Friday, October 17, 2008

nsfw

Speaking of Mr. West, I will be the first and surely not the last to say I hate his new sound. I appreciate when artist wants to make a clear statement, and am so willing to believe in statements that might be ahead of their time, but what Kanye has so exceptionally done so far in his career is appropriate the genre conventions, aesthetics, and sounds of a non-hip-hop universe and make them his own that somehow still appeal to the contemporary hip-hop audience with the exception of the space he's venturing into for his latest album, "808s and Heartbreaks." "The Graduate" was the perfect balance between Kanye's interest in electro-house music and hip-hop street cred, a bold move for a hip-hop pop artist. His decision to record his new album entirely using Auto-Tune and singing, instead of rapping, on every track is a terrible one that shows his limitations as a vocalist, not something entirely required for the success of a rapper, but definitely for a balladeer. For an album that is supposed to be his emotional opus (his recent break-up album and the death of his mother have surely had an effect on him), it makes no sense that he chooses a device that makes a person sound like a robot, instead of emphasizing the emotions of disappointment, frustration, and loss through his actual voice. On top of that, his album listening party consisted of forty naked women in afro wigs courtesy of artist Vanessa Beecroft, a stunt and a misfire for his appreciation of mind-expanding contemporary art. Is it just me or is that the most poured on thick schlock of this artist's near asexuality? There usually seems to be a wink in his eye with his obsessive posting of hot girls on his blog, but this seems a bit extreme for a gathering of people like Michael Rappaport and Audrina Patridge. Let's not forget his latest video was an homage to "American Psycho." If he's truly channeling Patrick Bateman, then perhaps this will all be a nasty dream we'll soon forget.

4 comments:

Unknown said...

I had not heard anything about this before you posted, and I feel a little greyer about it than you do, but initially, I completely agreed.
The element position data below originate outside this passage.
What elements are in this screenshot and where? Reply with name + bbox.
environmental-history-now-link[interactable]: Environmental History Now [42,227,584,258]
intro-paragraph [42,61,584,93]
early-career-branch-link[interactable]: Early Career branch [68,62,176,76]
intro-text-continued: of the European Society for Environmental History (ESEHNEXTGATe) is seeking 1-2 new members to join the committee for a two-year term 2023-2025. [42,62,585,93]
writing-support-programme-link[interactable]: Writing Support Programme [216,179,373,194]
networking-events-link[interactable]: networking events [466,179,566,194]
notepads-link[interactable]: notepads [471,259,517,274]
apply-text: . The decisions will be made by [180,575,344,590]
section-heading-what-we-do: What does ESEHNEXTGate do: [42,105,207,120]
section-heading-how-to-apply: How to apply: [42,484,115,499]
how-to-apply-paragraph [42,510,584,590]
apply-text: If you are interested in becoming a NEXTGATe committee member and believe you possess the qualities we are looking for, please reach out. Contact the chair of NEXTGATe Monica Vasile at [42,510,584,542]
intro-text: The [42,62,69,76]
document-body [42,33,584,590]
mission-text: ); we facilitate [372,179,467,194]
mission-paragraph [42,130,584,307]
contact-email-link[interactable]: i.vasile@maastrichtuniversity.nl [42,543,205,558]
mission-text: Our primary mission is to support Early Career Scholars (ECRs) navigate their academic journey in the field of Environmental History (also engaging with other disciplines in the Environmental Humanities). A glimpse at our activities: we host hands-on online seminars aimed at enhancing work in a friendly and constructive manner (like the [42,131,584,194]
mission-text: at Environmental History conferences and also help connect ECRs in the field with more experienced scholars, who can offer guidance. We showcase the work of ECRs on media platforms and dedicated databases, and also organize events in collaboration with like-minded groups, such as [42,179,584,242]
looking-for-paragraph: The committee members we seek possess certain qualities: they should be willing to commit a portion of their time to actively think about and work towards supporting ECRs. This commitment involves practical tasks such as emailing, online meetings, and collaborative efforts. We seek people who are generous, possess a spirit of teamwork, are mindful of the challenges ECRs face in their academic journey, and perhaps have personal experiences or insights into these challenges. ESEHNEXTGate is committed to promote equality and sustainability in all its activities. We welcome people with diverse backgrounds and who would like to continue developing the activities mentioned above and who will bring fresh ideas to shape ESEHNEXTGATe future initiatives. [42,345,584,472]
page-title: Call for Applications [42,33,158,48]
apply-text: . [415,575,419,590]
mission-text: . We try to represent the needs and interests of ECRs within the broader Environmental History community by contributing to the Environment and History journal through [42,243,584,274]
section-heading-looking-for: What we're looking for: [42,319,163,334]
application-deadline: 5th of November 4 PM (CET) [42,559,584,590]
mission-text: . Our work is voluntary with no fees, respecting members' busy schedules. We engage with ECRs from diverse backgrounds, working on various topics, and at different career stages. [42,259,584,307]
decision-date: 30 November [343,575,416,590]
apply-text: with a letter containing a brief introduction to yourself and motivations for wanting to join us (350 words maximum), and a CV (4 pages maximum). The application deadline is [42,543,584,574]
Something is to be said for the audacity of it though. I would love to get a hold of those scratch tracks, pre Auto Tune. I've hated that shit since "Do you be-le-E-eve in life after lo-O-ove?"

robby said...

Ugh, I was kind of indifferent to it all until I realized that Vanessa Beecroft is the awful woman behind The Art Star and the Sudanese Twins. That put it context pretty well. Ugh.

The Spicers said...

Agreed. Just bad.

Anonymous said...

Don't like the album either. Heartless and Love Lockdown fulfill the auto-tune, spare drums quotient for the album, after that it's filler. The album seems very, very rushed. For example, he released like three different versions of Love Lockdown online, and they weren't remixes, they were re-finishes (of course, he did a similar thing with Diamonds and it turned out great--so I could be wrong). However, the rest of the songs also feel incomplete (not minimal). Loved the previous albums, the music was amazing (he is a producer, at the end of the day) and the lyrics were always witty, but this just sounds like one long pout.